Bulan-bulan berikutnya adalah masa-masa introspeksi dan pertumbuhan bagi Phantom Strikers. Mereka tidak langsung merekrut Coach Han. Aisha ingin mereka fokus membangun ulang chemistry tim terlebih dahulu.
Rangga, yang telah belajar banyak dari konfliknya dengan Aisha dan kejadian sebelumnya, berusaha keras untuk lebih mendengarkan. Ia mulai sering mengajak Guntur dan Bara untuk hang out di luar latihan, makan malam, atau menonton pertandingan sepak bola. Ia mencoba memahami perspektif mereka, mendengarkan keluh kesah mereka, dan menunjukkan bahwa ia peduli sebagai teman, bukan hanya sebagai rekan satu tim. Ia bahkan meminta Guntur untuk memimpin beberapa sesi strategi, memberikan lebih banyak kontrol dan pengakuan padanya.
"Gun, gimana menurutmu strategi ini?" tanya Rangga suatu kali di sesi latihan, sengaja meminta pendapat Guntur terlebih dahulu.
Guntur terkejut, namun kemudian tersenyum tipis. "Kurang agresif, Ren. Kita harus berani coba flank dari sisi kiri di awal."
Bara, yang biasanya pendiam, juga mulai lebih terbuka. Ia bahkan bercanda dengan Rangga tentang bagaimana Ren harus "berbagi kill" agar ia juga bisa dapat highlight. Suasana tim perlahan mencair, rasa cemburu mulai memudar, digantikan oleh semangat persahabatan yang kembali tumbuh.
Di sisi lain, Rangga juga semakin disiplin dalam mengatur jadwalnya. Ia mulai menolak beberapa tawaran endorsement solo yang terlalu menyita waktu latihan tim. Prioritasnya kini adalah Phantom Strikers. Ia tahu, kesuksesan individual Ren akan percuma jika ia tidak bisa membawa timnya ke puncak.
Hubungan Rangga dan Aisha pun semakin dalam dan matang. Aisha melihat perubahan nyata pada diri Rangga. Ia tidak lagi sekadar pro player berbakat, tapi seorang pria yang belajar dari kesalahannya, yang peduli pada teman-temannya. Momen-momen intim di antara mereka semakin sering terjadi, penuh tawa dan kehangatan. Rangga mulai lebih sering memegang tangan Aisha secara spontan, atau menyandarkan kepalanya di bahu Aisha saat mereka bersantai setelah streaming. Kedekatan fisik itu terasa alami, bukan lagi memicu kecanggungan, melainkan kenyamanan.

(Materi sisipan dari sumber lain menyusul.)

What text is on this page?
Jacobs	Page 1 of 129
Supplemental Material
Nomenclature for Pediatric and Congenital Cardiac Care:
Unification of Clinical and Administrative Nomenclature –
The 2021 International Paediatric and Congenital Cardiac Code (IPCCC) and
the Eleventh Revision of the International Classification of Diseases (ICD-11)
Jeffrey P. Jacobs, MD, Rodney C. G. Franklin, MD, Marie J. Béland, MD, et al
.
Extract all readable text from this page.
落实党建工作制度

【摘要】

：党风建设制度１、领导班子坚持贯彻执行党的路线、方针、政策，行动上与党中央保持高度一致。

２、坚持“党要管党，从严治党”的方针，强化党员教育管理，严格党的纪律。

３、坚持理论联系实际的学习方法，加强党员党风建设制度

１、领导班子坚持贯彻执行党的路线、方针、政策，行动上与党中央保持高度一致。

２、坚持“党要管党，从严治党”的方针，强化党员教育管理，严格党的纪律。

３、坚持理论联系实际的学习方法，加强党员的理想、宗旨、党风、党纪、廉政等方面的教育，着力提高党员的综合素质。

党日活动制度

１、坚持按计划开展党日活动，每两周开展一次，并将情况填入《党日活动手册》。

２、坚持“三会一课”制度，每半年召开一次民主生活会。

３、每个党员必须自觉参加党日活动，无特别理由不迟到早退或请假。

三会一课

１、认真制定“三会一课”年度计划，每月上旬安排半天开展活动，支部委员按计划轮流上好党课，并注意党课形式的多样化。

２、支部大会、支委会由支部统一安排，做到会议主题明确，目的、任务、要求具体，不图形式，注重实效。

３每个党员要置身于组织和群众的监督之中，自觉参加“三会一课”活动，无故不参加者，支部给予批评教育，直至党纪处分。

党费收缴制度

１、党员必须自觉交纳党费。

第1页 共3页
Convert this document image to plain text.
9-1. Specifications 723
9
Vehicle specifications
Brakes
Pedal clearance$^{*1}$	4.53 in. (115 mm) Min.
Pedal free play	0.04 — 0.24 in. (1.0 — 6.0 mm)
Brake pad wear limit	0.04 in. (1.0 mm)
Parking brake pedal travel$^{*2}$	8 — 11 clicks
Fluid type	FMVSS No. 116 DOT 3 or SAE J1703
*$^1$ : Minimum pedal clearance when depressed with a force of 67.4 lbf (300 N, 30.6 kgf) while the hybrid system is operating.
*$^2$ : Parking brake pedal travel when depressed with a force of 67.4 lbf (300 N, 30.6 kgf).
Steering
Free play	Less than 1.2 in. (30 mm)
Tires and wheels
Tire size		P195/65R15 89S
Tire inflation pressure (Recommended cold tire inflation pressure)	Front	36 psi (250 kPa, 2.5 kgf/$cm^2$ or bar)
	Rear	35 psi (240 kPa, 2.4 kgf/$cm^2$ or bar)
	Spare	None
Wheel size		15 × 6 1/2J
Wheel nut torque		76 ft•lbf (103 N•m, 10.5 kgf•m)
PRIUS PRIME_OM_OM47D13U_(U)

"Kamu makin ganteng kalau lagi serius latihan, Ren," goda Aisha suatu kali, membuat Rangga tersipu.
Enam bulan pertama berlalu dengan fokus pada pembangunan tim dan chemistry. Mereka mengikuti beberapa turnamen online kecil dan scrim dengan tim-tim lokal, bukan untuk menang besar, melainkan untuk menguji kekompakan dan strategi baru mereka. Hasilnya bervariasi, ada kemenangan, ada pula kekalahan yang memicu evaluasi, namun yang terpenting, mereka belajar untuk bangkit bersama.
Setelah enam bulan, Aisha merasa tim sudah cukup solid untuk melangkah ke fase berikutnya. "Oke, waktunya untuk level selanjutnya," kata Aisha di sebuah pertemuan tim. "Aku sudah bicara dengan Coach Han. Dia akan bergabung dengan kita bulan depan."
Mendengar nama Coach Han, ada sedikit ketegangan baru. Mereka tahu, kedatangannya berarti pelatihan yang jauh lebih keras dan disiplin yang tak terhindarkan. Tapi kali ini, mereka siap. Mereka telah membangun pondasi yang kokoh, bukan hanya sebagai pemain, tetapi sebagai sebuah keluarga yang tahu bagaimana saling mendukung dan mengatasi konflik.
Rangga menatap timnya, lalu ke Aisha. Undangan Turnamen ZPS Asia ada di depan mata. Setahun ini akan menjadi ujian terberat mereka. Tapi ia tahu, dengan tim yang solid dan Aisha di sisinya, mereka punya kesempatan. Mereka sudah siap untuk level Asia.